BEN WATSON
6 June 2023 20:50
Everything points to S. A. today!
Having completed tomorrow’s Late Lunch, I was casting around for tracks for Friday’s The OTL Show … I played Yamaha strings to Garth’s blik’nsnaar, then pulled an LP from the shelf. Not quite totally at random, it was from the “world” section (my LP collection is basically Anglo-American, with forays into German and Russian Free Jazz, the Caribbean and Mediterranean, plus Japanese stuff, avant-classical from all over the globe, plus ethnological documents from everywhere) … It was Veit Erlmann’s Iscathamiya LP of Zulu worker-choir music! Held in the shrinkwrap was a reply to an (obviously) anguished letter I’d written to the record company in 1988 asking for the rest of the sleevenotes (a fascinating essay on the back of the LP by Erlmann was continued “on inner bag” it said, but mine was a plain inner sleeve), saying they couldn’t find it.
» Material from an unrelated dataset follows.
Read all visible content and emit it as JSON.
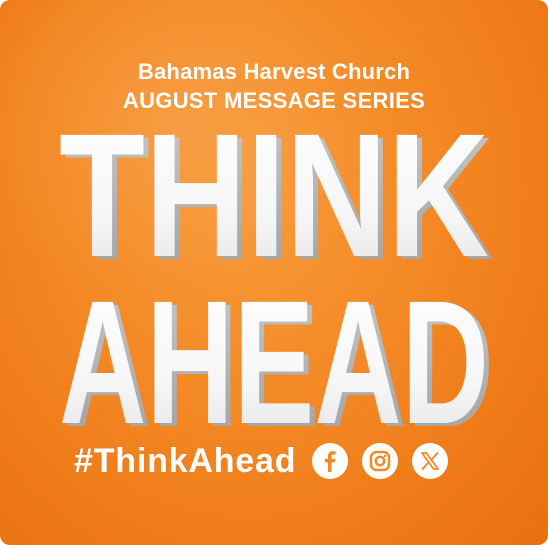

I really liked Erlmann’s realistic appraisal of notions of ethnic “purity”/racial essence in music. Never mind, I just found this: core.ac.uk. I see Erlmann’s written a book decrying copyright law in recorded music as an oppressive capitalist strategem, looks good too.
Cheers
OTL
ammas
On 2023/06/07 15:37, Ben Watson wrote:
Interesting how academic sociology marches in step worldwide …
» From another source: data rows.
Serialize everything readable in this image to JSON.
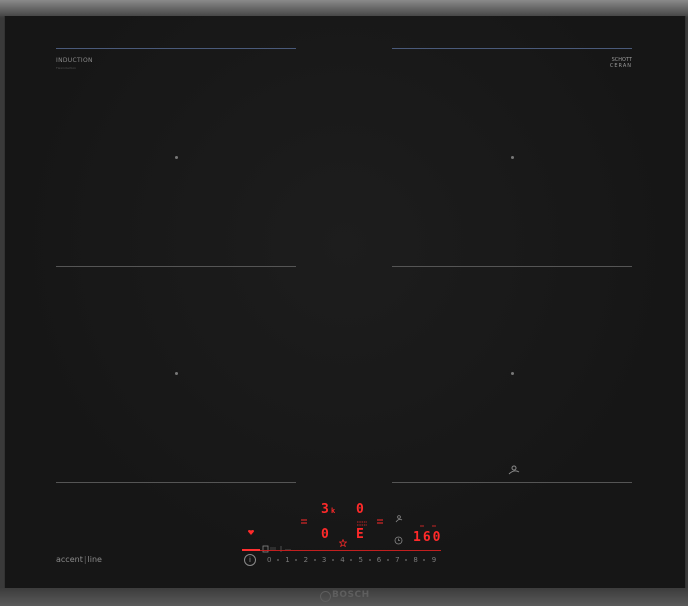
{
  "hob": {
    "brand_small": "INDUCTION",
    "sub_small": "Flexinduction",
    "glass_brand_top": "SCHOTT",
    "glass_brand_bottom": "CERAN",
    "series_left": "accent",
    "series_right": "line",
    "brand": "BOSCH"
  },
  "display": {
    "zone_tl_value": "3",
    "zone_tl_sub": "k",
    "zone_tr_value": "0",
    "zone_bl_value": "0",
    "zone_br_value": "E",
    "timer_value": "160"
  },
  "scale": {
    "info_label": "i",
    "items": [
      "0",
      "1",
      "2",
      "3",
      "4",
      "5",
      "6",
      "7",
      "8",
      "9"
    ]
  },
  "colors": {
    "glass": "#161616",
    "display_red": "#ff2a2a",
    "trim": "#3a3a3a"
  },
  "icons": [
    "heart-icon",
    "fry-sensor-icon",
    "star-icon",
    "clock-icon",
    "pan-icon",
    "flex-icon"
  ]
}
The article Veit Erlmann wrote for Witwatersrand University’s History Workshop in 1987 on working-class choirs ends with a quote by Ernesto Laclau, so … fully in line with the EuroCom “Gramscian” idea of class alliance as the only way forward (“hegemony”). His article is very informative and detailed about the choirs – clear about their being both expressions of protest and a means of demonstrating aptness for employment – but the focus on culture (always impure/mixed/”contradictory”) blocks the formation of an independent working-class politics – and excludes any critical avantgarde à la Shepp/Bailey/Erasmus.
In 1979, I tried to get funding for a PhD on the function of music in the struggle between the avantgarde and the mass culture industry. I never secured the funding to do it (so did my research into Zappa on unemployment benefits), even though some music departments were interested (including Wilfred Mellors in York and David Osmund-Smith at Sussex). My combination of SWP activism (ANL, Right To Work, Rock Against Racism) and Adorno went down like a lead balloon at the Birmingham Centre for Cultural Studies. Stuart Hall looked at me like shit on the end of stick for saying George Duke’s records after being exposed to a mass audience by Zappa were compromised by commercialism. Compromise was their watchword! They rejected my application.
I’m (slowly) reading the Revolutionary History volume on the Balkans. Again and again, an emphasis on “culture” is used by reformists like Karl Kautsky to justify illusions in colonialism – and finally to justify World War I (probably the most barbaric event so far in world history!). I see the “cultural turn” in academic Marxism – which gave me high hopes for a job in the 80s (never fulfilled) – as a similar kind of compromise. These people love to analyse “working-class culture”, but always from a point of scholarly superiority, they don’t try and make anything happen in the forms themselves.
Description is the enemy of creativity.
This is the reason Sezgin is so keen to reveal the Leninism of the 1920s avantgarde. True art and true politics go together – sociologies of “working-class culture” as something separate from the analyst always end up in the reformist, pro-war camp. We must hold on to this as the war in Ukraine hots up.
It’s fun talking to you, Aryan & co. Raises ghosts!